Directors: Anil V. Kumar & Anurag Bosu / Writers: Rajeev Jhaveri, Anuraag Praparna, Umesh Shukla & Sameer (song lyrics) / Cast: Tusshar, Esha Deol, Yash Tonk, Natassha, Ashay Chitre, Vrajesh Hirjee, Kusumit Sana, Rishi Kapoor, Johny Lever.
Body Count: 7
To sound like some racist asshole – I can’t tell this film and fellow Hindi slasher Sssshhh… (also from 2003) apart. I’ll make the excuse that it’s been years since I’ve seen either, but notes from the occasion suggest this is the lesser of the two projects.
As that other film, and blatant Nightmare on Elm Street rip off Mahakaal (1993), a whole lotta Kucch to Hai is recycled material from North American slasher films of the post-Scream boom. It’s a Bollywood trip down memory lane…
Beginning with an almost shot-for-shot rip-off of Jennifer Love Hewitt’s confessional dream from I Still Know What You Did Last Summer, we quickly move into flashback territory and the story of how college kids Karan and Tanya fell in love, punctuated with ear-melting pop songs and love ballads, as is prerequisite in Indian cinema, even in genres as diverse as horror.

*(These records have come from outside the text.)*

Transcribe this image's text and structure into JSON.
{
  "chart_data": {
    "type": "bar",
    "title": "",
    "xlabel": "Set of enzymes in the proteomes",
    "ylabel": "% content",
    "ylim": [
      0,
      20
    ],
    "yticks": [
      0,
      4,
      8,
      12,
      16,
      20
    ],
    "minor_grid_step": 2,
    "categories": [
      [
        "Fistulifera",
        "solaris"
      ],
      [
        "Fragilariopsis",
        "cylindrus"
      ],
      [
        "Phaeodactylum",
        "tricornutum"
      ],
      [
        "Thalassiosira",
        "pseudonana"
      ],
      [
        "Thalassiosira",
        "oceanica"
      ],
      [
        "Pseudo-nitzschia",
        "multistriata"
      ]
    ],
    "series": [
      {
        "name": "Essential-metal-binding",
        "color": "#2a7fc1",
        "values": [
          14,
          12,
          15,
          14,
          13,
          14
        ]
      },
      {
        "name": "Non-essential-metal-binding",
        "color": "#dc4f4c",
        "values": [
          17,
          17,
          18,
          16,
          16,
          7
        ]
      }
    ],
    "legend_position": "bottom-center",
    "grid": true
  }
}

All of this stuff takes an HOUR. SIXTY MINUTES. At this point, Tanya takes the blame for Karan’s exam faux pas, risking a failure for herself, and thereby prompting a group of her friends to sneak into the creepy Professor Bakshi’s home to change the grade on her paper. However, their mini-heist is interrupted when the Prof comes home and, during their escape, they find his dead, virtually mummified wife in the basement, and duly run him over with their van as they make their getaway. Three years later, the group recongregate at the wedding of two of their friends at a ski lodge and find the party crashed by a figure in a black mack who dons a curved blade.
There’s little attempt to disguise the fact that Kucch To Hai unashamedly lifts its entire plotting from the original Last Summer flick, detouring via another shot-for-shot recreation of the killer-in-the-backseat opening from Urban Legend, albeit with a slightly different outcome and the theme from Mission: Impossible replacing ‘Total Eclipse of the Heart’ as the song on the radio!!!
A scene stolen from Scream 3 sneaks in once the stalking kicks off in the last twenty minutes, with very little bloodshed and a confusing unmasking twist at the finish line. It’s a tough race as the film grinds on relentlessly towards the two-and-a-half hour mark, taking pauses from the horror for its musical interludes, and far more concerned with the developing love triangle between the main characters.
Western audiences will be nothing short of aghast at the stylings, with a veritable rainbow of colour and overdramatic camera work to accentuate the drama, so it’s not possible to tell how technically good the film is compared to other exports from its home country without a good base knowledge of Indian cinema – which I don’t have.
Both dialogue and songs are subtitled, although the actors occasionally cross over into English to make their points.